As dificuldades dos jovens de ingressarem no mercado de trabalho
Enviada em 27/10/2018
No século XVI, surgiu na Suíça o calvinismo, religião que atrelava a felicidade de um indivíduo com o seu trabalho. Infelizmente, as premissas dessa corrente religiosa não estão presentes no cotidiano de muitos jovens trabalhadores brasileiros, haja vista que essa parcela da população é a mais afetada pelo desemprego. Isso deve-se não apenas à crise financeira que assola o Brasil, mas também à falta de instituições de ensino aptas a formar profissionais capacitados.

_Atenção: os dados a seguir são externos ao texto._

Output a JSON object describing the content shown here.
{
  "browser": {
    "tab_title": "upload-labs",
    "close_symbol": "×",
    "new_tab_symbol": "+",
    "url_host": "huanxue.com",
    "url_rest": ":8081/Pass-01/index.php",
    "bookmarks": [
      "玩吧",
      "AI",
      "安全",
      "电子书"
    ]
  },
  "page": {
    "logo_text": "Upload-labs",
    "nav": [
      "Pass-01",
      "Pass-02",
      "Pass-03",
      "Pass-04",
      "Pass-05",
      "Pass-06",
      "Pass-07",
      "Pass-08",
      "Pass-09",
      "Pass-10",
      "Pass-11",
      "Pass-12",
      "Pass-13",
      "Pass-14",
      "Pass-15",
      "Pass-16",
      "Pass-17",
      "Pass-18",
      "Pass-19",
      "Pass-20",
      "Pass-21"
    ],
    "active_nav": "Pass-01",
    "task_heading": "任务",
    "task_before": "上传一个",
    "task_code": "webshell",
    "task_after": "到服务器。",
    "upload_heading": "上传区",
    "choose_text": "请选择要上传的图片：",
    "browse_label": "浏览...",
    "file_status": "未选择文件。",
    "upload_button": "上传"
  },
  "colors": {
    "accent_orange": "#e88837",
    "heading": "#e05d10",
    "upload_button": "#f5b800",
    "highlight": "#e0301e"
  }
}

A princípio, convém destacar que a Crise Econômica de 2009 afetou o funcionamento de muitas empresas, reduzindo os postos de trabalho e, consequentemente, causando muitos desempregos. Lamentavelmente, a população de pessoas entre 18 e 24 anos foi a mais afetada pelos impactos dessa crise, pois, segundo o portal “G1”, a taxa de jovens desempregados é de 26,6 %, enquanto a média geral é de apenas 12,4%. Diante disso, fica nítido que a baixa oferta de vagas é um dos maiores contratempos enfrentados para conseguir um emprego.
Ademais, é necessário reconhecer que o mercado de trabalho busca as pessoas mais capacitadas para assumirem os cargos disponíveis. Contudo, as instituições de ensino, muitas vezes, não conseguem formar profissionais que saibam conciliar teoria e prática, o que provoca várias barreiras para os jovens serem contratados. De acordo com o doutorando em Energia Energética e Sustentável pela “Universidad de Cadiz(UCA)” Emanuel Philipe, para que mais jovens possam ser contratados, as instituições de ensino brasileiras devem formar profissionais aptos a exercerem as atividades exigidas no meio industrial. Perante a isso, é possível afirmar que a ausência de escolas capacitadas é outro desafio enfrentado pelos jovens que estão à procura de um emprego. Portanto, em virtude desses empecilhos, medidas devem ser tomadas.
A princípio, o Ministério da Fazenda, através da elaboração de um conjunto de políticas fiscais, deve conceder subsídios às empresas estrangeiras que desejarem se instalar no Brasil, com o intuito de aumentar o número de ofertas de trabalho e, consequentemente, empregar mais jovens. Ademais, as instituições educacionais necessitam adotar uma nova metodologia de ensino, a qual deverá aumentar o número de horas de estágio e a carga horária das disciplinas práticas, a fim de formar jovens mais aptos a realizarem as tarefas das empresas contratantes. Caso essas medidas sejam cumpridas, mais recém formados poderão adquirir um emprego e, segundo os ideais calvinistas, serem mais felizes.